Things slowed down. Wallace’s vertiginous terror about being alive wore off and his demons weren’t exactly exorcised but calmed. Ordinarily, a biography settles into cosy torpor after this, a gentle rhythm of success, writing, further success, and decline. And this is almost what happens: Max captures how a “generation of readers read their lives” in Wallace. Two more collections of stories were published, Brief Interviews With Hideous Men and Oblivion, more severe than his past work, he married and reached something close to stability. But another nightmare slowly took shape in the background.

Wallace struggled for eleven years, black hole always chewing, working on “the long thing,” his third novel, which would become the posthumously published The Pale King. All the “doubt, confusion and indecision” induced by writing became unbearable. He could never find a way to make its hundreds of disparate fragments cohere; any centre remained permanently elusive. Everything began to fall apart again. Like one of the addicts in Infinite Jest he found himself paralysed before something “too large to be seen in totality,” equally consumed by “total psychic horror… decay, death, dissolution.”

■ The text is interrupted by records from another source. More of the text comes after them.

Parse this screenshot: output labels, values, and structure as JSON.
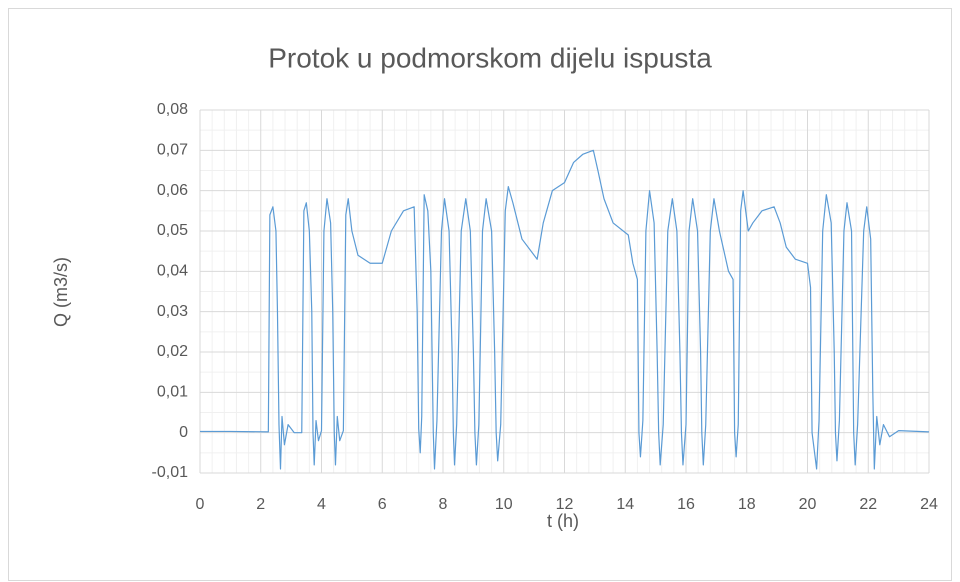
{
  "chart_data": {
    "type": "line",
    "title": "Protok u podmorskom dijelu ispusta",
    "x_label": "t  (h)",
    "y_label": "Q  (m3/s)",
    "x": [
      0,
      1,
      2.25,
      2.3,
      2.4,
      2.5,
      2.55,
      2.6,
      2.65,
      2.7,
      2.78,
      2.9,
      3.1,
      3.35,
      3.42,
      3.5,
      3.6,
      3.68,
      3.72,
      3.76,
      3.82,
      3.9,
      4.0,
      4.08,
      4.18,
      4.3,
      4.37,
      4.42,
      4.46,
      4.52,
      4.6,
      4.72,
      4.8,
      4.88,
      5.0,
      5.2,
      5.6,
      6.0,
      6.3,
      6.7,
      7.05,
      7.15,
      7.2,
      7.25,
      7.3,
      7.38,
      7.5,
      7.6,
      7.68,
      7.72,
      7.8,
      7.95,
      8.05,
      8.2,
      8.3,
      8.34,
      8.38,
      8.45,
      8.6,
      8.75,
      8.9,
      9.0,
      9.05,
      9.1,
      9.18,
      9.3,
      9.42,
      9.6,
      9.7,
      9.75,
      9.8,
      9.9,
      10.05,
      10.15,
      10.3,
      10.6,
      11.1,
      11.3,
      11.6,
      12.0,
      12.3,
      12.6,
      12.95,
      13.1,
      13.3,
      13.6,
      14.1,
      14.25,
      14.4,
      14.45,
      14.5,
      14.58,
      14.68,
      14.8,
      14.95,
      15.05,
      15.1,
      15.15,
      15.25,
      15.4,
      15.55,
      15.7,
      15.8,
      15.85,
      15.9,
      16.0,
      16.1,
      16.22,
      16.38,
      16.48,
      16.52,
      16.57,
      16.65,
      16.8,
      16.92,
      17.1,
      17.4,
      17.55,
      17.6,
      17.65,
      17.72,
      17.8,
      17.88,
      18.05,
      18.2,
      18.5,
      18.9,
      19.1,
      19.3,
      19.6,
      20.0,
      20.1,
      20.15,
      20.3,
      20.38,
      20.5,
      20.62,
      20.78,
      20.88,
      20.92,
      20.97,
      21.05,
      21.2,
      21.3,
      21.45,
      21.52,
      21.57,
      21.65,
      21.85,
      21.95,
      22.08,
      22.15,
      22.2,
      22.28,
      22.38,
      22.5,
      22.7,
      23.0,
      24.0
    ],
    "series": [
      {
        "name": "Q",
        "color": "#5b9bd5",
        "values": [
          0.0003,
          0.0003,
          0.0002,
          0.054,
          0.056,
          0.05,
          0.03,
          0.002,
          -0.009,
          0.004,
          -0.003,
          0.002,
          0,
          0,
          0.055,
          0.057,
          0.05,
          0.03,
          0,
          -0.008,
          0.003,
          -0.002,
          0.0005,
          0.05,
          0.058,
          0.052,
          0.03,
          0,
          -0.008,
          0.004,
          -0.002,
          0.0005,
          0.054,
          0.058,
          0.05,
          0.044,
          0.042,
          0.042,
          0.05,
          0.055,
          0.056,
          0.03,
          0.001,
          -0.005,
          0.004,
          0.059,
          0.055,
          0.04,
          0,
          -0.009,
          0.003,
          0.05,
          0.058,
          0.05,
          0.02,
          0,
          -0.008,
          0.002,
          0.05,
          0.058,
          0.05,
          0.02,
          0,
          -0.008,
          0.002,
          0.05,
          0.058,
          0.05,
          0.02,
          0,
          -0.007,
          0.002,
          0.055,
          0.061,
          0.057,
          0.048,
          0.043,
          0.052,
          0.06,
          0.062,
          0.067,
          0.069,
          0.07,
          0.065,
          0.058,
          0.052,
          0.049,
          0.042,
          0.038,
          0,
          -0.006,
          0.003,
          0.05,
          0.06,
          0.052,
          0.02,
          0,
          -0.008,
          0.002,
          0.05,
          0.058,
          0.05,
          0.02,
          0,
          -0.008,
          0.002,
          0.05,
          0.058,
          0.05,
          0.02,
          0,
          -0.008,
          0.002,
          0.05,
          0.058,
          0.05,
          0.04,
          0.038,
          0,
          -0.006,
          0.002,
          0.055,
          0.06,
          0.05,
          0.052,
          0.055,
          0.056,
          0.052,
          0.046,
          0.043,
          0.042,
          0.036,
          0,
          -0.009,
          0.003,
          0.05,
          0.059,
          0.052,
          0.02,
          0,
          -0.007,
          0.003,
          0.05,
          0.057,
          0.05,
          0,
          -0.008,
          0.002,
          0.05,
          0.056,
          0.048,
          0.01,
          -0.009,
          0.004,
          -0.003,
          0.002,
          -0.001,
          0.0005,
          0.0002
        ]
      }
    ],
    "xlim": [
      0,
      24
    ],
    "xticks": [
      0,
      2,
      4,
      6,
      8,
      10,
      12,
      14,
      16,
      18,
      20,
      22,
      24
    ],
    "ylim": [
      -0.01,
      0.08
    ],
    "yticks": [
      {
        "value": -0.01,
        "label": "-0,01"
      },
      0,
      {
        "value": 0.01,
        "label": "0,01"
      },
      {
        "value": 0.02,
        "label": "0,02"
      },
      {
        "value": 0.03,
        "label": "0,03"
      },
      {
        "value": 0.04,
        "label": "0,04"
      },
      {
        "value": 0.05,
        "label": "0,05"
      },
      {
        "value": 0.06,
        "label": "0,06"
      },
      {
        "value": 0.07,
        "label": "0,07"
      },
      {
        "value": 0.08,
        "label": "0,08"
      }
    ],
    "grid": true,
    "minor_grid": true
  }
}
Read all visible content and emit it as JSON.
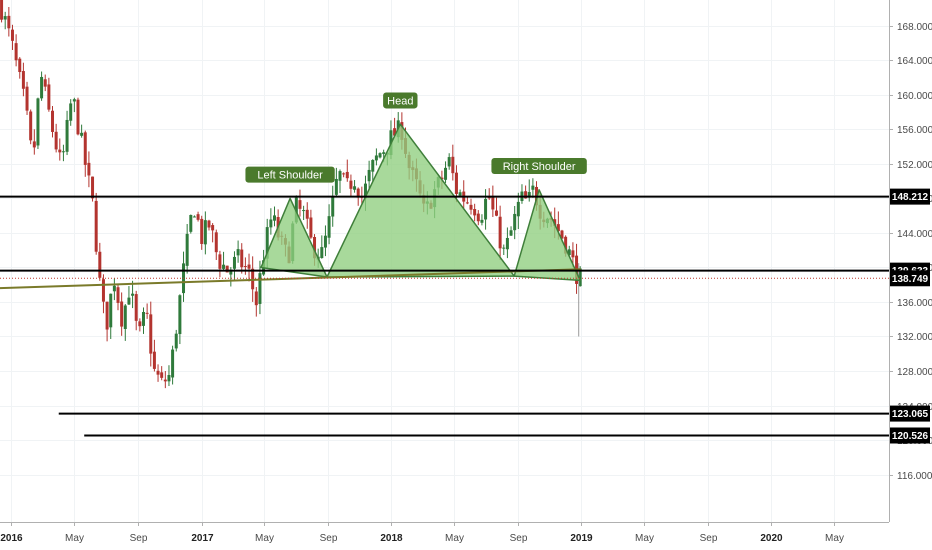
{
  "chart_data": {
    "type": "candlestick",
    "title": "",
    "xlabel": "",
    "ylabel": "",
    "ylim": [
      110.5,
      171.0
    ],
    "xlim": [
      "2015-12-10",
      "2020-08-15"
    ],
    "grid": true,
    "y_ticks": [
      "116.000",
      "120.000",
      "124.000",
      "128.000",
      "132.000",
      "136.000",
      "140.000",
      "144.000",
      "148.000",
      "152.000",
      "156.000",
      "160.000",
      "164.000",
      "168.000"
    ],
    "x_ticks": [
      {
        "label": "2016",
        "date": "2016-01-01",
        "bold": true
      },
      {
        "label": "May",
        "date": "2016-05-01",
        "bold": false
      },
      {
        "label": "Sep",
        "date": "2016-09-01",
        "bold": false
      },
      {
        "label": "2017",
        "date": "2017-01-01",
        "bold": true
      },
      {
        "label": "May",
        "date": "2017-05-01",
        "bold": false
      },
      {
        "label": "Sep",
        "date": "2017-09-01",
        "bold": false
      },
      {
        "label": "2018",
        "date": "2018-01-01",
        "bold": true
      },
      {
        "label": "May",
        "date": "2018-05-01",
        "bold": false
      },
      {
        "label": "Sep",
        "date": "2018-09-01",
        "bold": false
      },
      {
        "label": "2019",
        "date": "2019-01-01",
        "bold": true
      },
      {
        "label": "May",
        "date": "2019-05-01",
        "bold": false
      },
      {
        "label": "Sep",
        "date": "2019-09-01",
        "bold": false
      },
      {
        "label": "2020",
        "date": "2020-01-01",
        "bold": true
      },
      {
        "label": "May",
        "date": "2020-05-01",
        "bold": false
      }
    ],
    "price_path": [
      [
        "2015-12-10",
        171.5
      ],
      [
        "2016-01-05",
        166.0
      ],
      [
        "2016-02-01",
        158.5
      ],
      [
        "2016-02-15",
        152.0
      ],
      [
        "2016-03-01",
        162.5
      ],
      [
        "2016-03-20",
        157.0
      ],
      [
        "2016-04-10",
        151.5
      ],
      [
        "2016-05-01",
        160.0
      ],
      [
        "2016-05-20",
        154.0
      ],
      [
        "2016-06-10",
        147.0
      ],
      [
        "2016-06-24",
        137.5
      ],
      [
        "2016-07-05",
        133.0
      ],
      [
        "2016-07-20",
        139.0
      ],
      [
        "2016-08-05",
        134.0
      ],
      [
        "2016-08-20",
        138.0
      ],
      [
        "2016-09-05",
        131.5
      ],
      [
        "2016-09-20",
        135.0
      ],
      [
        "2016-10-05",
        128.0
      ],
      [
        "2016-10-20",
        126.5
      ],
      [
        "2016-11-05",
        127.5
      ],
      [
        "2016-11-20",
        134.5
      ],
      [
        "2016-12-05",
        141.5
      ],
      [
        "2016-12-20",
        147.5
      ],
      [
        "2017-01-05",
        143.5
      ],
      [
        "2017-01-20",
        145.0
      ],
      [
        "2017-02-05",
        141.0
      ],
      [
        "2017-02-25",
        139.5
      ],
      [
        "2017-03-15",
        141.0
      ],
      [
        "2017-04-05",
        139.5
      ],
      [
        "2017-04-20",
        136.0
      ],
      [
        "2017-05-05",
        142.0
      ],
      [
        "2017-05-20",
        146.0
      ],
      [
        "2017-06-05",
        143.0
      ],
      [
        "2017-06-20",
        141.0
      ],
      [
        "2017-07-05",
        147.0
      ],
      [
        "2017-07-20",
        146.0
      ],
      [
        "2017-08-05",
        142.5
      ],
      [
        "2017-08-25",
        141.5
      ],
      [
        "2017-09-10",
        146.0
      ],
      [
        "2017-09-25",
        151.0
      ],
      [
        "2017-10-10",
        149.0
      ],
      [
        "2017-10-25",
        150.5
      ],
      [
        "2017-11-10",
        148.0
      ],
      [
        "2017-11-25",
        151.0
      ],
      [
        "2017-12-10",
        153.0
      ],
      [
        "2017-12-25",
        154.0
      ],
      [
        "2018-01-10",
        155.5
      ],
      [
        "2018-01-25",
        156.0
      ],
      [
        "2018-02-10",
        151.0
      ],
      [
        "2018-02-25",
        149.0
      ],
      [
        "2018-03-10",
        146.0
      ],
      [
        "2018-03-25",
        148.5
      ],
      [
        "2018-04-10",
        150.0
      ],
      [
        "2018-04-25",
        152.5
      ],
      [
        "2018-05-10",
        149.0
      ],
      [
        "2018-05-25",
        148.0
      ],
      [
        "2018-06-10",
        147.5
      ],
      [
        "2018-06-25",
        146.0
      ],
      [
        "2018-07-10",
        148.5
      ],
      [
        "2018-07-25",
        145.0
      ],
      [
        "2018-08-10",
        141.5
      ],
      [
        "2018-08-25",
        144.5
      ],
      [
        "2018-09-10",
        148.0
      ],
      [
        "2018-09-25",
        147.5
      ],
      [
        "2018-10-05",
        149.0
      ],
      [
        "2018-10-20",
        146.5
      ],
      [
        "2018-11-05",
        146.0
      ],
      [
        "2018-11-20",
        144.5
      ],
      [
        "2018-12-05",
        143.0
      ],
      [
        "2018-12-20",
        140.5
      ],
      [
        "2018-12-31",
        138.7
      ]
    ],
    "annotations": [
      {
        "label": "Left Shoulder",
        "date": "2017-06-20",
        "price": 149.6
      },
      {
        "label": "Head",
        "date": "2018-01-18",
        "price": 158.2
      },
      {
        "label": "Right Shoulder",
        "date": "2018-10-12",
        "price": 150.6
      }
    ],
    "horizontal_levels": [
      {
        "value": 148.212,
        "label": "148.212"
      },
      {
        "value": 139.633,
        "label": "139.633"
      },
      {
        "value": 138.749,
        "label": "138.749",
        "current": true
      },
      {
        "value": 123.065,
        "label": "123.065"
      },
      {
        "value": 120.526,
        "label": "120.526"
      }
    ],
    "pattern_triangles": [
      {
        "name": "left-shoulder",
        "points": [
          [
            "2017-04-25",
            140.0
          ],
          [
            "2017-06-20",
            148.0
          ],
          [
            "2017-08-30",
            138.9
          ]
        ]
      },
      {
        "name": "head",
        "points": [
          [
            "2017-08-30",
            138.9
          ],
          [
            "2018-01-18",
            156.6
          ],
          [
            "2018-08-25",
            139.0
          ]
        ]
      },
      {
        "name": "right-shoulder",
        "points": [
          [
            "2018-08-25",
            139.0
          ],
          [
            "2018-10-12",
            149.0
          ],
          [
            "2018-12-30",
            138.5
          ]
        ]
      }
    ],
    "neckline": {
      "from": [
        "2015-12-10",
        137.6
      ],
      "to": [
        "2018-12-31",
        139.8
      ]
    },
    "colors": {
      "up": "#2f7a3b",
      "down": "#b3342f",
      "pattern_fill": "#8fce7f",
      "pattern_stroke": "#3f7f3a",
      "annotation_bg": "#4a7a2c",
      "level_line": "#000000",
      "neckline": "#7a7a2a",
      "current_dotted": "#c0392b"
    }
  }
}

He attempted to free himself from anti-depressants, hoping this might remove whatever was obscuring the work, but “the old terror” was still there. His condition worsened. Other medications failed, and he was unresponsive to the electro-convulsive therapy he’d dreaded since he was a young man. Left so hollow by the procedures he was unable to even read, he began to long for “unconsciousness without end” again. There is no surprise ending here – that was what he found, and that is the ghost story D.T. Max tells.